Applicant is a man of 43, born in 1961. He claims no recollection of the 1979 arrest (1.h.) and believes someone else was involved. Likewise, as to the April 1986 arrest (1.g.), Applicant has no recollection of the offense, which occurred during a period when Applicant was breaking up with his wife (Item 6, a sworn statement of February 2002). As to the October 1986 arrest (1.f.), Applicant says that the matter was dismissed because the police had no probable cause to stop the vehicle Applicant was driving, but he does not deny his possession of drugs. In addition, he admits becoming a substantial drug user, and remembers the other arrests and convictions (Item 6).

The record shows eight arrests between March 1979 and April 1995. Of the eight, two resulted in convictions and sentences of more than one year incarceration (SOR 1.c. and 1.e.), bringing this case squarely within the prohibition found in 10 U.S.C. 986 (1). Although not separately alleged as such, five of the eight arrests involved illegal drugs and two involved acts of violence.

Applicant understands the Government's concerns with his past criminal conduct, but argues it really ended in 1988. He contends that the 1995 matter occurred when Applicant happened to be in a car with his wife and brother when his brother committed a crime without Applicant knowledge or involvement. The record indicates that Applicant was acquitted of this charge because of insufficient evidence, presumably that Applicant did not know what his brother was doing. In fact, Applicant stated that his brother told the police Applicant was not involved, resulting in his acquittal and that of his wife.

In DOHA cases, the standard is whether it is clearly consistent with the national interest to allow Applicant access to the nation's secrets and the ultimate burden is always on the Applicant to establish his eligibility, and not on the Government to prove he is not eligible. Evaluating the totality of the evidence, I construe Applicant's "I admit" to SOR 1.a.,which alleges a 1995 arrest, to admit the fact of the arrest and not to the knowing possession of the cited drugs. The acquittal occurred as a result of the granting of a Rule 29 motion, which means, in essence, that the Judge found as a matter of law that the evidence did not suggest guilt to the level that a jury could reasonable have found him guilty. On this basis, I conclude that the Government has not proven it case as to SOR 1.a., even under the lower standard of proof applicable in security clearance cases. SOR 1.a. is therefore found for Applicant. As to the other allegations, however, the Government has proven its case and each allegation is found against Applicant.

In summary, I conclude that Applicant was knowingly involved in criminal activity in the seven criminal incidents that occurred from 1979 to 1992. Consequently, Disqualifying Conditions (DC) 1 (any criminal activity) and DC 3 (a single serious crime or multiple lesser offenses) are all applicable. While the last proven criminal activity was in 1992, some 13/14 years ago, the nature and scale of the criminal conduct minimizes the positive effect of the passage of time.
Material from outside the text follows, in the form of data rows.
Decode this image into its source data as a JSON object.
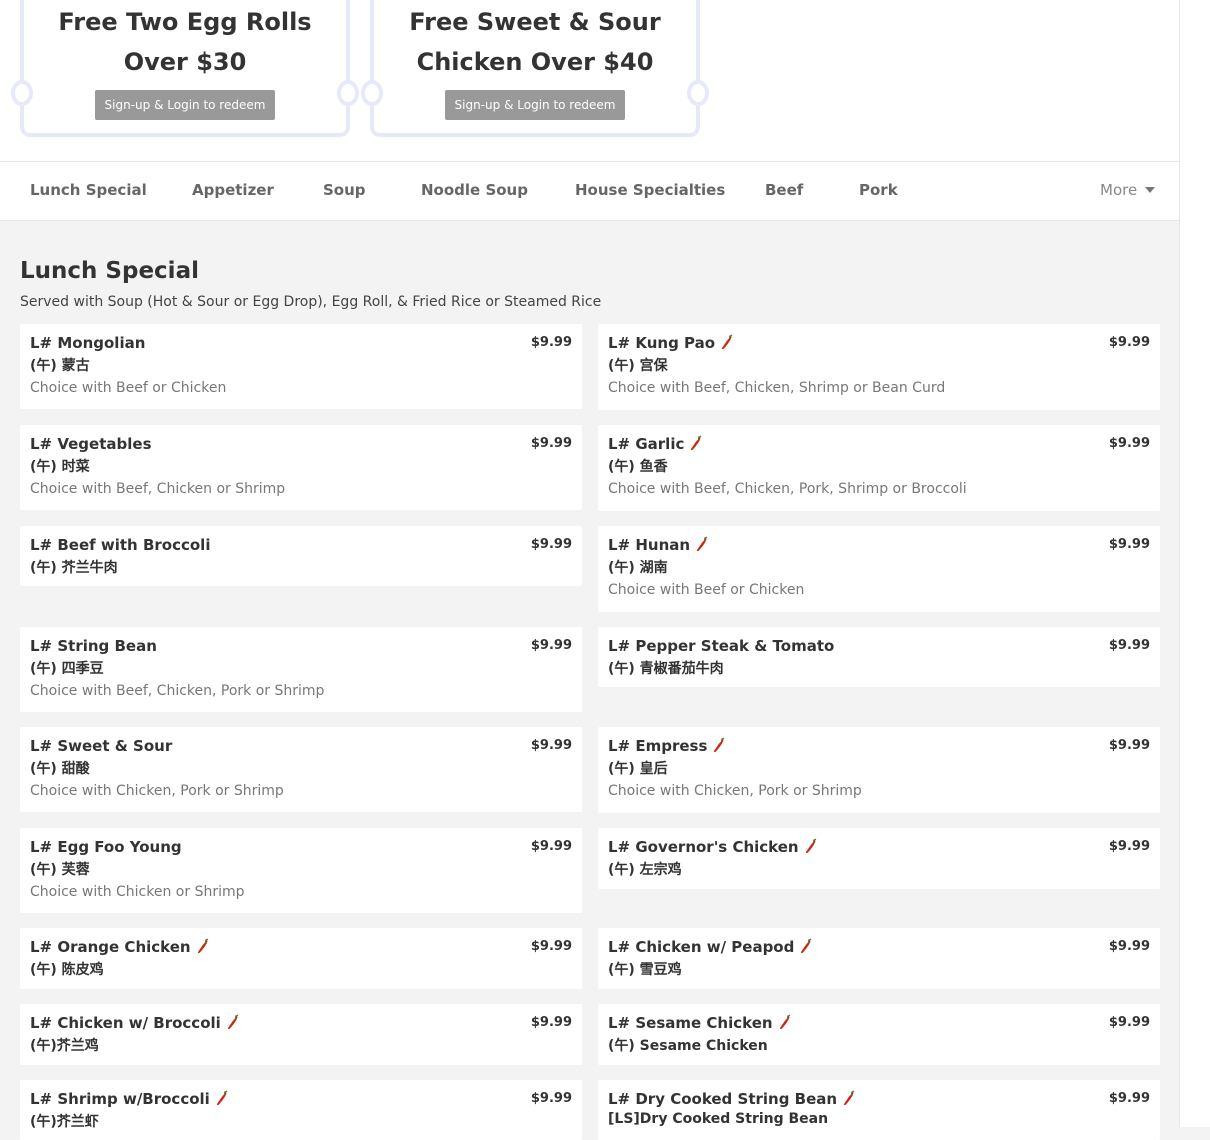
{
  "coupons": [
    {
      "title_line1": "Free Two Egg Rolls",
      "title_line2": "Over $30",
      "button": "Sign-up & Login to redeem"
    },
    {
      "title_line1": "Free Sweet & Sour",
      "title_line2": "Chicken Over $40",
      "button": "Sign-up & Login to redeem"
    }
  ],
  "nav": {
    "items": [
      "Lunch Special",
      "Appetizer",
      "Soup",
      "Noodle Soup",
      "House Specialties",
      "Beef",
      "Pork"
    ],
    "more": "More"
  },
  "section": {
    "title": "Lunch Special",
    "description": "Served with Soup (Hot & Sour or Egg Drop), Egg Roll, & Fried Rice or Steamed Rice"
  },
  "menu_items": [
    {
      "name": "L# Mongolian",
      "sub": "(午) 蒙古",
      "desc": "Choice with Beef or Chicken",
      "price": "$9.99",
      "spicy": false
    },
    {
      "name": "L# Kung Pao",
      "sub": "(午) 宫保",
      "desc": "Choice with Beef, Chicken, Shrimp or Bean Curd",
      "price": "$9.99",
      "spicy": true
    },
    {
      "name": "L# Vegetables",
      "sub": "(午) 时菜",
      "desc": "Choice with Beef, Chicken or Shrimp",
      "price": "$9.99",
      "spicy": false
    },
    {
      "name": "L# Garlic",
      "sub": "(午) 鱼香",
      "desc": "Choice with Beef, Chicken, Pork, Shrimp or Broccoli",
      "price": "$9.99",
      "spicy": true
    },
    {
      "name": "L# Beef with Broccoli",
      "sub": "(午) 芥兰牛肉",
      "desc": "",
      "price": "$9.99",
      "spicy": false
    },
    {
      "name": "L# Hunan",
      "sub": "(午) 湖南",
      "desc": "Choice with Beef or Chicken",
      "price": "$9.99",
      "spicy": true
    },
    {
      "name": "L# String Bean",
      "sub": "(午) 四季豆",
      "desc": "Choice with Beef, Chicken, Pork or Shrimp",
      "price": "$9.99",
      "spicy": false
    },
    {
      "name": "L# Pepper Steak & Tomato",
      "sub": "(午) 青椒番茄牛肉",
      "desc": "",
      "price": "$9.99",
      "spicy": false
    },
    {
      "name": "L# Sweet & Sour",
      "sub": "(午) 甜酸",
      "desc": "Choice with Chicken, Pork or Shrimp",
      "price": "$9.99",
      "spicy": false
    },
    {
      "name": "L# Empress",
      "sub": "(午) 皇后",
      "desc": "Choice with Chicken, Pork or Shrimp",
      "price": "$9.99",
      "spicy": true
    },
    {
      "name": "L# Egg Foo Young",
      "sub": "(午) 芙蓉",
      "desc": "Choice with Chicken or Shrimp",
      "price": "$9.99",
      "spicy": false
    },
    {
      "name": "L# Governor's Chicken",
      "sub": "(午) 左宗鸡",
      "desc": "",
      "price": "$9.99",
      "spicy": true
    },
    {
      "name": "L# Orange Chicken",
      "sub": "(午) 陈皮鸡",
      "desc": "",
      "price": "$9.99",
      "spicy": true
    },
    {
      "name": "L# Chicken w/ Peapod",
      "sub": "(午) 雪豆鸡",
      "desc": "",
      "price": "$9.99",
      "spicy": true
    },
    {
      "name": "L# Chicken w/ Broccoli",
      "sub": "(午)芥兰鸡",
      "desc": "",
      "price": "$9.99",
      "spicy": true
    },
    {
      "name": "L# Sesame Chicken",
      "sub": "(午) Sesame Chicken",
      "desc": "",
      "price": "$9.99",
      "spicy": true
    },
    {
      "name": "L# Shrimp w/Broccoli",
      "sub": "(午)芥兰虾",
      "desc": "",
      "price": "$9.99",
      "spicy": true
    },
    {
      "name": "L# Dry Cooked String Bean",
      "sub": "[LS]Dry Cooked String Bean",
      "desc": "",
      "price": "$9.99",
      "spicy": true
    }
  ],
  "colors": {
    "chili": "#c4290f",
    "price_text": "#333333",
    "button_bg": "#999999"
  }
}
In any case, it is not yet clearly established that Applicant can be relied upon to avoid repeating his past mistakes.

In this context, I conclude that Disqualifying Conditions 1 and 2 are applicable. I also conclude, however, that while Mitigating Condition 1 (behavior is not recent) is applicable, it does not outweigh the negative impact of the totality of the evidence against Applicant. Consequently, without reference to 10 U.S.C. 986, the evidence compels a finding against Applicant.
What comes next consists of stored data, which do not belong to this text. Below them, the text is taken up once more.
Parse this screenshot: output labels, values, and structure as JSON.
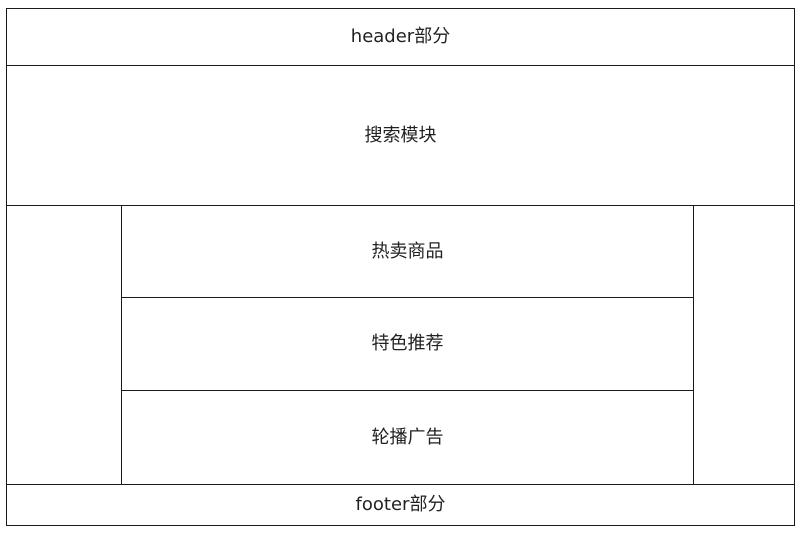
{
  "diagram": {
    "header_label": "header部分",
    "search_label": "搜索模块",
    "hot_label": "热卖商品",
    "featured_label": "特色推荐",
    "carousel_label": "轮播广告",
    "footer_label": "footer部分"
  }
}
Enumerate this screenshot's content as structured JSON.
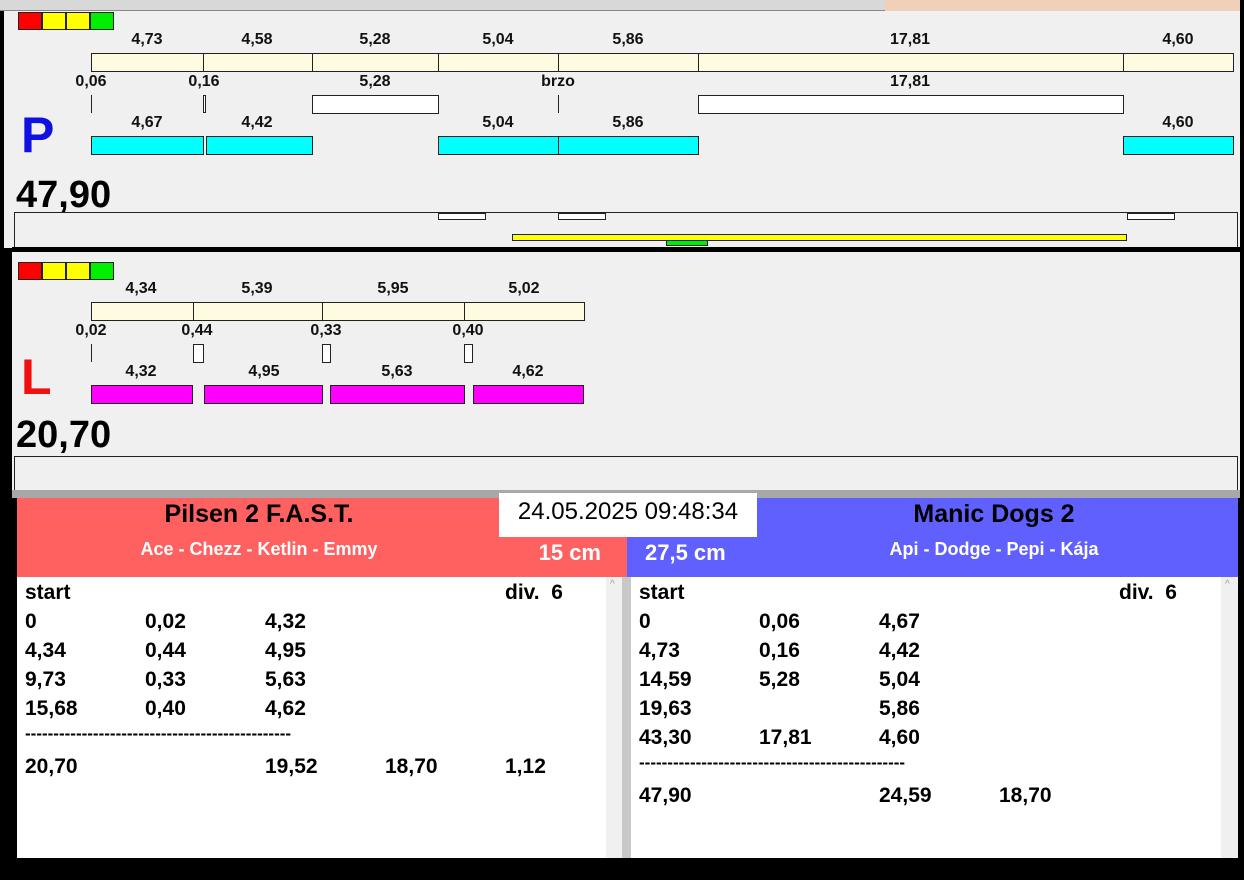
{
  "top_lane": {
    "letter": "P",
    "total": "47,90",
    "row1": [
      "4,73",
      "4,58",
      "5,28",
      "5,04",
      "5,86",
      "17,81",
      "4,60"
    ],
    "row2": [
      "0,06",
      "0,16",
      "5,28",
      "brzo",
      "17,81"
    ],
    "row3": [
      "4,67",
      "4,42",
      "5,04",
      "5,86",
      "4,60"
    ]
  },
  "bottom_lane": {
    "letter": "L",
    "total": "20,70",
    "row1": [
      "4,34",
      "5,39",
      "5,95",
      "5,02"
    ],
    "row2": [
      "0,02",
      "0,44",
      "0,33",
      "0,40"
    ],
    "row3": [
      "4,32",
      "4,95",
      "5,63",
      "4,62"
    ]
  },
  "datetime": "24.05.2025 09:48:34",
  "left_team": {
    "name": "Pilsen 2 F.A.S.T.",
    "dogs": "Ace - Chezz - Ketlin - Emmy",
    "height": "15 cm",
    "color": "#ff6060",
    "header": [
      "start",
      "div.  6"
    ],
    "rows": [
      [
        "0",
        "0,02",
        "4,32"
      ],
      [
        "4,34",
        "0,44",
        "4,95"
      ],
      [
        "9,73",
        "0,33",
        "5,63"
      ],
      [
        "15,68",
        "0,40",
        "4,62"
      ]
    ],
    "separator": "-----------------------------------------------",
    "totals": [
      "20,70",
      "19,52",
      "18,70",
      "1,12"
    ]
  },
  "right_team": {
    "name": "Manic Dogs 2",
    "dogs": "Api - Dodge - Pepi - Kája",
    "height": "27,5 cm",
    "color": "#6060ff",
    "header": [
      "start",
      "div.  6"
    ],
    "rows": [
      [
        "0",
        "0,06",
        "4,67"
      ],
      [
        "4,73",
        "0,16",
        "4,42"
      ],
      [
        "14,59",
        "5,28",
        "5,04"
      ],
      [
        "19,63",
        "",
        "5,86"
      ],
      [
        "43,30",
        "17,81",
        "4,60"
      ]
    ],
    "separator": "-----------------------------------------------",
    "totals": [
      "47,90",
      "24,59",
      "18,70"
    ]
  }
}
I also find that 10 U.S.C. 986 (1) is applicable and is an independent basis for a finding that Applicant is not eligible to hold a security clearance.

FORMAL FINDINGS

Formal Findings as required by Section 3, Paragraph 7 of Enclosure 1 of the Directive are hereby rendered as follows:

Guideline F (Criminal Conduct) Against the Applicant

Subparagraph l.a. For the Applicant

Subparagraph 1.b. Against the Applicant

Subparagraph 1.c. Against the Applicant

Subparagraph 1.d. Against the Applicant

Subparagraph 1.e. Against the Applicant

Subparagraph 1.f. Against the Applicant

Subparagraph 1.g. Against the Applicant

Subparagraph 1.h. Against the Applicant

Subparagraph 1.i. Against the Applicant

DECISION

In light of all the circumstances presented by the record in this case, it is not clearly consistent

nnnnnnwith the national interest to grant or continue a security clearance for Applicant.